Kids these days...
For the first time sailing I'm on a vessel that takes Cadets. All the Academies require their Cadets to perform some sea service aboard commercial vessels - for me this was the summer of my sophomore year. (I cadet shipped aboard the Horizon Navigator. It was a great ship! An old Sealand Containership on a run between Hawaii and California - I had no idea how good I had it!) I'm just going to put this out there - the Cadets we've had aboard....well, they're punks! There was a day (and it was not so long ago) when Cadets were seen and not heard! Unfortunately, 'the beating of cadets' is no longer allowed.
The other night at supper the Captain, Chief Engineer and I started talking about our years spent at Maine Maritime Academy. It was fun to reminisce - my good memories far outweigh my bad memories - and holy smokes that school has seen some shenanigans over the years!!! They talked a bit about the awful things that were done to them....and the awful things they did to other people. What the table talk really did is get me thinking...about today's Cadets.
While I was in school there was a major crackdown on 'hazing'. A group of Upper Classman got majorly busted after a MUGs (that's what we were called :) Midshipmen Under Guidance - you don't properly become a Fourth Class until MUG month is over) Mother called complaining that her Son had been wrapped up in blue gym mats and then beat with a lacrosse stick.
I was abused in other more creative ways. Like making me stuff my backpack with every piece of clothing I owned and then putting my back against the bulkhead - while being screamed at to make my heels AND shoulders touch the bulkhead...not physically possible folks, not physically possible. We used to have to stand in formation with our arms straight out at our side (called the Iron Cross) for what seemed like hours. Those days can be summed up in a few words: Ironing, polishing, cleaning and screaming - we got screamed at a lot.
We also had 'call-outs'. I was 'MUG Booty-licious'. It went something like this:
MUG Bootylicious Sound Off!!!!
(I'd fall out of formation with the three other girls in my company....and it's true....we were all bootylicous)
We would have to get 'front and center'. We'd be standing in front of our company (which was Bravo) shaking our butts and our fingers singing:
I don't think you're ready for this jelly, I don't think you're ready for this jelly - because Bravo is too bootylicious for ya boys.
(thank you Beyonce....)
Here's the thing - my best friends today are almost all Bravo company boys.

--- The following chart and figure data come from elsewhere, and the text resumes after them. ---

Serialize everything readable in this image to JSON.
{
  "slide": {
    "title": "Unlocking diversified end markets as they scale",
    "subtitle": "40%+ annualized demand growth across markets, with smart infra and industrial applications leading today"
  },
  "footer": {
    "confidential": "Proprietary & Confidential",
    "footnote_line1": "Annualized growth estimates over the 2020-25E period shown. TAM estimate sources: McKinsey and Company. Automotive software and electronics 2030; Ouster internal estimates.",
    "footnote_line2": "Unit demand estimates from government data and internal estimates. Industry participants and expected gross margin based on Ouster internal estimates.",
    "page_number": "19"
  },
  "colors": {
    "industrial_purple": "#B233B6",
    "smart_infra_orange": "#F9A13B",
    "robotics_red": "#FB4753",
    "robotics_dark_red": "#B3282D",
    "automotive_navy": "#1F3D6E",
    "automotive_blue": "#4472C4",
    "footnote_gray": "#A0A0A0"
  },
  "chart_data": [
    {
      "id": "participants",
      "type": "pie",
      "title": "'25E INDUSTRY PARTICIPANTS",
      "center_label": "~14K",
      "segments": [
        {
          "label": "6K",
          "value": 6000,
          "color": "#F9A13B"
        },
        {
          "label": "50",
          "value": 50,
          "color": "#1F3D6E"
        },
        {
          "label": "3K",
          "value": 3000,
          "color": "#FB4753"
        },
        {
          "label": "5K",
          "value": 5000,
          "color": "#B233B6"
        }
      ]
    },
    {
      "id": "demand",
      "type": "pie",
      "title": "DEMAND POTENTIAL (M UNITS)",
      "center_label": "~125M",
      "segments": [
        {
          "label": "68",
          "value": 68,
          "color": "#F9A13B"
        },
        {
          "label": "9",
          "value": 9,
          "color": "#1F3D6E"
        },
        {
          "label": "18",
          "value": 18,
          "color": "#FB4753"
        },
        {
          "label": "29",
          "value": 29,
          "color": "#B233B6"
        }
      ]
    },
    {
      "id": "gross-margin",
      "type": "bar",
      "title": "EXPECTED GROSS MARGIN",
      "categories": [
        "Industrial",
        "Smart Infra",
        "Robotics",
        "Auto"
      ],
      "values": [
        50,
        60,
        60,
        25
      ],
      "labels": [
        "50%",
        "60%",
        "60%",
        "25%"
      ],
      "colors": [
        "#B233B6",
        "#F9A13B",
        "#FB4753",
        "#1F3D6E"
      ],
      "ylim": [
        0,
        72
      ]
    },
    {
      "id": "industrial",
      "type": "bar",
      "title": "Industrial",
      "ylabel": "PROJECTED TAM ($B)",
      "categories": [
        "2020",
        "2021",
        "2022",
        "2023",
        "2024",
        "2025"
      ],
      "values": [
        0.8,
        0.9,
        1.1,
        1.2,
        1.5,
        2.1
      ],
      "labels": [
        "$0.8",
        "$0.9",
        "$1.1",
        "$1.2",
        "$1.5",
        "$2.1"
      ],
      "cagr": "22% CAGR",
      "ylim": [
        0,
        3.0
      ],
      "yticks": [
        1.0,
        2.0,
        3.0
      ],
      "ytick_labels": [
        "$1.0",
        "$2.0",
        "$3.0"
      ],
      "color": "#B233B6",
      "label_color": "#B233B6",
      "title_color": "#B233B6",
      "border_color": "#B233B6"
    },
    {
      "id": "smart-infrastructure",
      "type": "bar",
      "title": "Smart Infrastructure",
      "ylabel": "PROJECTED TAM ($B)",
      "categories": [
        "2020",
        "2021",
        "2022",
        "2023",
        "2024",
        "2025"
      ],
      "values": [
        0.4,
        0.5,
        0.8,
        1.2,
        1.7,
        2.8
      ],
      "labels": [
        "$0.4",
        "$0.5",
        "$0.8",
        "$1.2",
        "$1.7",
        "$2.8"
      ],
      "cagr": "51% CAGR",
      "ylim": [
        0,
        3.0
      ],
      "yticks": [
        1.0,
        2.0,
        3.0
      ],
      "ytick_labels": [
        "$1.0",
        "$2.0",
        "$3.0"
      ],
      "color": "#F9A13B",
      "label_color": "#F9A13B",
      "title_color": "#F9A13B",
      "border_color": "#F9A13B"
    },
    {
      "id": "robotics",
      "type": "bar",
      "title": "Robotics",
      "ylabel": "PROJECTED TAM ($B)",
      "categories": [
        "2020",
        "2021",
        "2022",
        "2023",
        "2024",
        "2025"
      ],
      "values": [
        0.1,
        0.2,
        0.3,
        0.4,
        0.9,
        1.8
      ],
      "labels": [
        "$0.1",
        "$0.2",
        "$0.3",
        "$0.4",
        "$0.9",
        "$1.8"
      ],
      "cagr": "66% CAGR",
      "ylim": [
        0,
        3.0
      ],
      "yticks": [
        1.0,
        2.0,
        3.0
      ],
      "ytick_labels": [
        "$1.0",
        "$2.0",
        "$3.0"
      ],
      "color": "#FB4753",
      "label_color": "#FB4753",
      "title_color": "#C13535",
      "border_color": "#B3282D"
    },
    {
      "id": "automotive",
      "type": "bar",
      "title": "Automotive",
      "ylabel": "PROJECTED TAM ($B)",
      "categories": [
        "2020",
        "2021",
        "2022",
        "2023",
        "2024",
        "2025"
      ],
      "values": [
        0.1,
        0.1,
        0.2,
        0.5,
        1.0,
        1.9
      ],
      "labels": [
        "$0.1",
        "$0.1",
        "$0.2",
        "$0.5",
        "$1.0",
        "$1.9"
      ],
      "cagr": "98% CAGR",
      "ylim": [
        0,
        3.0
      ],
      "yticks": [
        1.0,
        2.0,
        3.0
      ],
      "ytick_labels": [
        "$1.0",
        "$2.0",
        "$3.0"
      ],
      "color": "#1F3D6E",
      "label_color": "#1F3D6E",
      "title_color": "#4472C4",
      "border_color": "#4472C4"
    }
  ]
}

Who do I call when I'm in the middle of a field drunk and crying? A Bravo boy. Who do I call for car advice? Bravo boys. Who keeps track of me even though I'm the worst keeper in toucher ever?! The Bravo boys. (There are a couple of Alpha and Charlie boys thrown in there two...and one or two Alpha and Charlie girls....they may as well have all been Bravo as far as I'm concerned....and the intricacies of the female dynamic at a Maritime Academy is a whole different post for a whole different day!)
What did all that ironing and cleaning and polishing and screaming do? It forced us to bond. It turned us into Shipmates. It taught us how to cover for each other and how to wake someone up from a drunken stupor and get them to formation; it taught us to appreciate that people handle stress differently; it taught us that it was better for one of us to get yelled at than all of us to get yelled at....and sometimes it was just your turn to take it on the head.
Today's Cadets are missing out on all that! A sense of entitlement can be detected immediately aboard a vessel - and it doesn't go very far. As far as I'm concerned if a Cadet isn't being put in his place at school than it is our moral obligation to knock the piss out of him / her on the ship. These are the Cadets who join a vessel as Third Mates and get worked by the 'old-timers' on deck.
Do you know the real problem with today's Cadets? They're not being rolled up in gym mats and beaten with lacrosse sticks!